David is a drifter, just walking through the woods, when he gets buzzed by a vanload of hippies who initially seem to be offering him a ride, and then just flash him their tits and drive off. Later, after he's camped out for the night, the same band of hippies, now all naked, find him in the woods and start to chase him. It feels like it might be echoing Orpheus' death at the hands of the Bacchanal as the three naked women chase him until he slips and hits his head on a rock . . .

I'm kidding. It's just an excuse for titties.

Fearing he's dead, they leave him to be found and saved by the water nymph Yyalah. He wants to stay with her, but she tells him to come back tomorrow. He wanders until he finds the home of the hermit Lonzo who lets him stay, but tells him not to pursue Yyalah as water nymphs are fickle. Or something. I missed it because Lonzo asks David, “Where do you come from?”

“I came from Vietnam.”

Oooh! Brace yourselves, folks, we've got an important film here with a message!

Later, while looking for Yyalah, David, in voice-over, wonders, “She said 'tomorrow.' That was yesterday. Or was it? Vietnam. Was that yesterday too?” which leads to a flashback to Vietnam where it's revealed that David killed some kids.

Is it my birthday? Did you guys get me self-important bullshit? You shouldn't have. Really. You shouldn't.

So David finds Yyalah again who was avoiding him because she's an immortal and he's not. For them to be together, he has to get rid of his soul.

Meanwhile, Alotta [insert puns at your leisure], Queen of the witches, meets with Lonzo to convince him to turn David over to her. Normally, Lonzo brings a child from the nearby village to Alotta as an annual sacrifice in exchange for the village's prosperity. This year, she wants David instead. Lonzo refuses, but David finds out about Lonzo's job, condemns him, then learns that Alotta can take away his soul. So David cuts a deal with Alotta to be the sacrifice, she accepts on the condition that if Yyalah leaves him, he has to return and serve her. They have the ceremony, which is just basically a giant orgy, and David runs off to be with Yyalah.

Then Alotta starts playing everyone off each other. There's a priest in town that's been moving against her, so Alotta has David murder him. Lonzo tries to kill Yyalah because he thinks she's going to doom David, but David shows up and kills him instead. Yyalah leaves anyway because she's convinced she's a threat to David, which puts him in Alotta's service. When he returns, though, he kills Alotta instead.

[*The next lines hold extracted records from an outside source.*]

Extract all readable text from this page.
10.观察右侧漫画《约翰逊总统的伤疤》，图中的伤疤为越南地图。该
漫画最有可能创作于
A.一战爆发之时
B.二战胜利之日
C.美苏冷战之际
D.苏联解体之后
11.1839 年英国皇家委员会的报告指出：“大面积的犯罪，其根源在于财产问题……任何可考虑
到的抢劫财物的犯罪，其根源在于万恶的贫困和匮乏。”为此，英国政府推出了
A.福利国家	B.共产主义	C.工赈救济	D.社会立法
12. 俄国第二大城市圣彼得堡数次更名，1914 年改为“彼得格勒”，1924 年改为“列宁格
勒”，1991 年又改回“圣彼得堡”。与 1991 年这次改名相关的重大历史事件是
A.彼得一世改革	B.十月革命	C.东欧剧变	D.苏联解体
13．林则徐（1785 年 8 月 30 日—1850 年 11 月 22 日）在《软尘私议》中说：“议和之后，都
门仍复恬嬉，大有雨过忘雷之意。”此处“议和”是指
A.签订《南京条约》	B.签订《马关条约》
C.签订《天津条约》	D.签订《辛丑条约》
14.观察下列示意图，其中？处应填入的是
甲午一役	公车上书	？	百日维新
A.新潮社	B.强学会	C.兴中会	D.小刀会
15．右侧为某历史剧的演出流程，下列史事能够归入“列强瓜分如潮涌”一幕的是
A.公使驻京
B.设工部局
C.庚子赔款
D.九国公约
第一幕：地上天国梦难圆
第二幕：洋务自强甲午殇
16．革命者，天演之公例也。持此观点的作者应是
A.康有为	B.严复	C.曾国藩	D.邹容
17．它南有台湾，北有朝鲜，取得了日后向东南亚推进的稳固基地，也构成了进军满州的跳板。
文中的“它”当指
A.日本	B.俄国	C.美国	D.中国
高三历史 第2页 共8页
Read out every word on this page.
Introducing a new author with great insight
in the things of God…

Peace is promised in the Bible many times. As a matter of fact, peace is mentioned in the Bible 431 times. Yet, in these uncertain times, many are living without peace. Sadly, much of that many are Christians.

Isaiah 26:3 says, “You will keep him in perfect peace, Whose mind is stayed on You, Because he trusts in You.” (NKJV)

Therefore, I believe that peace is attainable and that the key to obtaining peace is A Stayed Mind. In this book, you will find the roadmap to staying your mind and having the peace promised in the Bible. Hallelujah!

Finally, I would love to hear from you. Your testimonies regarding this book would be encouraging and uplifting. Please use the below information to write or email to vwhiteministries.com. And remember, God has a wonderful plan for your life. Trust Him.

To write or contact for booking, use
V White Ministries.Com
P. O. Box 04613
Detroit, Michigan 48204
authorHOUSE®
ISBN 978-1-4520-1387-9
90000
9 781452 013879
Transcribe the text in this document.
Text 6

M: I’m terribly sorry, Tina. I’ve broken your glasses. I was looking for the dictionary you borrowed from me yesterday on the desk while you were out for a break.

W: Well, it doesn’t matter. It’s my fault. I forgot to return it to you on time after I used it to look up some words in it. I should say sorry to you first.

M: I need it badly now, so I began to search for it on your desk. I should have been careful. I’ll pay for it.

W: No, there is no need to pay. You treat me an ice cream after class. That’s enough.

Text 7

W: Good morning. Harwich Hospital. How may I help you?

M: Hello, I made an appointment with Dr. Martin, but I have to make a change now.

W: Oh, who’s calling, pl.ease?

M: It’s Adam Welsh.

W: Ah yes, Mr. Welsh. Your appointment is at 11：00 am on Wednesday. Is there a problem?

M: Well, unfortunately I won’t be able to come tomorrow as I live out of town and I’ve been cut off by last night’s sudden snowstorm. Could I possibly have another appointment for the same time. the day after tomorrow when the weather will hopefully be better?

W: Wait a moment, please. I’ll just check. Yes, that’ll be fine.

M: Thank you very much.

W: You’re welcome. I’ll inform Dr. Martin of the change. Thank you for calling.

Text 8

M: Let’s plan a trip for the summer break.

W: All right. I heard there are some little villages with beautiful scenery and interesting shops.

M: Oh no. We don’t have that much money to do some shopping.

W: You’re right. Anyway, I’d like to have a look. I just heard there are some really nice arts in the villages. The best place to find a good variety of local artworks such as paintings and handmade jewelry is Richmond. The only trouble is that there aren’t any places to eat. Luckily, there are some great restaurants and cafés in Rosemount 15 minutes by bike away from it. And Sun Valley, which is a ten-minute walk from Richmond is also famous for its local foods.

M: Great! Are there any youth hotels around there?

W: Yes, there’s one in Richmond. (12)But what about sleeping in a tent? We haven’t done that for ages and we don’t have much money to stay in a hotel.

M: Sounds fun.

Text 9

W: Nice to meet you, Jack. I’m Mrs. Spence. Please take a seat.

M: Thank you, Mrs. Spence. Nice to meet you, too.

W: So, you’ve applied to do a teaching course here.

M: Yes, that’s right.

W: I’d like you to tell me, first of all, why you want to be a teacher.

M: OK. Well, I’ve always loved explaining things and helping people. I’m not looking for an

Real blood-thirsty hero we got here.

As she's dying, she curses David to be killed by his “own people.” We flashback, again, to Vietnam, where it turns out David's in a friendly-fire situation, then back to the field where David is walking only to have the van of hippies from the beginning show up and run him down. He's knocked into the river from the beginning where Yyalah appears, wakes him up, and they embrace as the film ends.

What sort of Z-grade, Inception-style bullshit is this? Did David die in Vietnam during friendly fire and the whole movie is him traversing purgatory to eventually land in paradise? Is it all a dream from when he hit his head at the beginning of the movie? Is the movie pro-hippie or anti-hippie? The hippies that frame the piece are pretty monstrous, but isn't David on some sort of free love trip himself? Does Alotta even have magical powers or is she just tricking the townspeople into giving her new members for her lesbian sex cult each year?

Obviously a total recommend. Not really, but the movie is hilariously bad. The acting is at “I hate sand” levels of inept, the story makes no sense, and it's just relentlessly silly. Definitely fun if you have a group of friends and a few drinks. Outside of that, it's interesting for starring Philo From UHF as David and Ilsa, She Wolf of the SS as Alotta. A light Googling will find you a copy if you don't want to rent it from Amazon.